Americans pay nearly twice as much for health care as folks in other industrialized economies but the latter don’t have the legacy of Washington encouraging — most recently through the Affordable Care Act — pricing monopolies in local hospital and medical specialty markets, and enabling the avarice of pharmaceutical companies through permissive Medicare reimbursements.
Instead, our European brethren have established single payer systems — the U.K. model where patients hardly see money changing hands — or the German model where prices for drugs and other services are heavily guided by government agencies.
Americans don’t want to give up their private health insurance — sorry Sens. Sanders and Warren, single payer plans are out. Strong congressional Republican resistance to price controls with teeth likely reflects the sensibilities of a large enough block of voters and stop those from becoming law in the Senate.
Roads, rails and flood protection all need huge upgrades — especially in the face of more severe storms. However, raising the gas tax — frozen since 1993 — has become the new third rail of American politics, and toll roads have not worked out in many places. Charging the true cost of mass transit and bus service has never been practical — witness the perennial subsides those require.
Student debt discourages millennials from starting families and buying homes. Forgiveness of even half the $1.6 trillion in overhang would be a daunting task. Either selling the assets of universities who conned students into believing an expensive liberal arts degrees would yield a job paying well enough to justify the loans or taxes on older generations are required. Neither is popular so nothing happens.

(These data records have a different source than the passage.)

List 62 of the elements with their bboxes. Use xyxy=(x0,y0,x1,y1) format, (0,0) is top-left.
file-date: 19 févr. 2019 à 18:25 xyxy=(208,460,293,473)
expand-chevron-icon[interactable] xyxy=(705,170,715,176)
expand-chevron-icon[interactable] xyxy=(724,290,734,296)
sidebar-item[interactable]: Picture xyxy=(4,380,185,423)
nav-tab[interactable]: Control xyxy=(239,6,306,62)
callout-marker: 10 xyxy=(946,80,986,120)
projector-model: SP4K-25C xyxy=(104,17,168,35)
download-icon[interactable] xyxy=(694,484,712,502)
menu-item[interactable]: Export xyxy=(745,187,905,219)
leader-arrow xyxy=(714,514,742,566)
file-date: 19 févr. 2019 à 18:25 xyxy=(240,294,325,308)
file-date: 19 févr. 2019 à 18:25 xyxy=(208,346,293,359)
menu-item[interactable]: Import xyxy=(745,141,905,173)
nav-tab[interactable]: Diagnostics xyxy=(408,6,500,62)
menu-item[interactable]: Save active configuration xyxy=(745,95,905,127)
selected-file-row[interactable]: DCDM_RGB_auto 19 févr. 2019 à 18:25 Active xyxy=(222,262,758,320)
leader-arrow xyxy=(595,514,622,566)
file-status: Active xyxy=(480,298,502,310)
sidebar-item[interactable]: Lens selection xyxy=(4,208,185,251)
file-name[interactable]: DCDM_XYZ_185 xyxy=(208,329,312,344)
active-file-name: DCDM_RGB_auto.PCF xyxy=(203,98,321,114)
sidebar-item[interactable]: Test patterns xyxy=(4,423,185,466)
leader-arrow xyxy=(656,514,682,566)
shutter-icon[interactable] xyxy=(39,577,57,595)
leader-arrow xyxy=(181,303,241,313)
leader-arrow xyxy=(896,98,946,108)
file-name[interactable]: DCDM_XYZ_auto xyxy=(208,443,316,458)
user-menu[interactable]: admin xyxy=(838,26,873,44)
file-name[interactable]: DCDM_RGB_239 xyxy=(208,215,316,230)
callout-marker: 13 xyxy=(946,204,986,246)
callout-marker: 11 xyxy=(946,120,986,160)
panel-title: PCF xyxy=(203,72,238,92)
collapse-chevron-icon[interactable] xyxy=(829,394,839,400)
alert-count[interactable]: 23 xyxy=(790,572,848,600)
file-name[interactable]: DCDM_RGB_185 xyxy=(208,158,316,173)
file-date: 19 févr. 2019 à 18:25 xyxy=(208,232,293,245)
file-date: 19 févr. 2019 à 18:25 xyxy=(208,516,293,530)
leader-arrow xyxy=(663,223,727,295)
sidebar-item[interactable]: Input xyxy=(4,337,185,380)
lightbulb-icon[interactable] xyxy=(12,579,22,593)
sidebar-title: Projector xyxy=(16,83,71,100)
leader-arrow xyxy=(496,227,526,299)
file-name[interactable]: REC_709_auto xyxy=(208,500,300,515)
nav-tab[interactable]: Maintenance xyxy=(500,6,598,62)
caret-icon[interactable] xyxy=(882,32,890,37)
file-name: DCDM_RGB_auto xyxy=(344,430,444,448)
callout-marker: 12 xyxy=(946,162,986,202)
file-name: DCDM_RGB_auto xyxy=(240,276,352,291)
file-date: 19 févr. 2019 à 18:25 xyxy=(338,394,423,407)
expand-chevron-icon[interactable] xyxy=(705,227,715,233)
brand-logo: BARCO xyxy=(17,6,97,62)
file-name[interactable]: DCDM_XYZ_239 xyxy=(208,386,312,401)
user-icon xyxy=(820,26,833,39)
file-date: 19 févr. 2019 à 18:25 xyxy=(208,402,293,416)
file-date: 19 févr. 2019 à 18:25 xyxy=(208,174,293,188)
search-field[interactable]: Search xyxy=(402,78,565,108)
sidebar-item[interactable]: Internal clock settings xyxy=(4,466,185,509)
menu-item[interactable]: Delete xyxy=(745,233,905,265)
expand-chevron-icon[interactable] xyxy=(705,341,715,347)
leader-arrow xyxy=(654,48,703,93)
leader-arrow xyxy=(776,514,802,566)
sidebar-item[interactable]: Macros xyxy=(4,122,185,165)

College tuition has been rising at three times overall inflation since 1979 but I detect little groundswell for regulations that would force administrators to trim their numbers and student services or compel faculty to educate more and indoctrinate less.
Democratic presidential hopefuls promise to make as many of these things free by taxing the most successful Americans. Out front, Sen. Sanders offers arguably the most far-reaching agenda and a terribly aggressive wealth tax.
Sen. Warren has raised her standing in the polls by railing against big corporations, insurance companies and government, and then asserting she has plans to fix most everything, except perhaps cold Minnesota winters, with funding from her own wealth tax.
Independent analyses indicate Ms. Warren’s more modest wealth tax would not raise even half the revenue she claims, and none of the socialists in the race consider the consequences of confiscation on longer term innovation and investment.
Sooner or later ballooning health care costs will compel solutions, highways will simply collapse and more young people will skip college and graduate school. Employers will discover they weren’t learning much there anyway, hire high school graduates and run training programs and better focused employee tuition plans that deliver more cost-effective results.
In the end, Americans will likely get either government-run health care or terribly deep subsidies for private insurance, the road and rails repaired and higher gas taxes and fares to pay for it, and perhaps some kind of debt relief and free tuition — the states are already doing more of the latter.
Without real reforms, though, average workers can count on forking over half or more of their income and be poorer to pay for it all — just like the Europeans. Americans won’t be happy but will have little way out.
• Peter Morici is an economist and business professor at the University of Maryland, and a national columnist.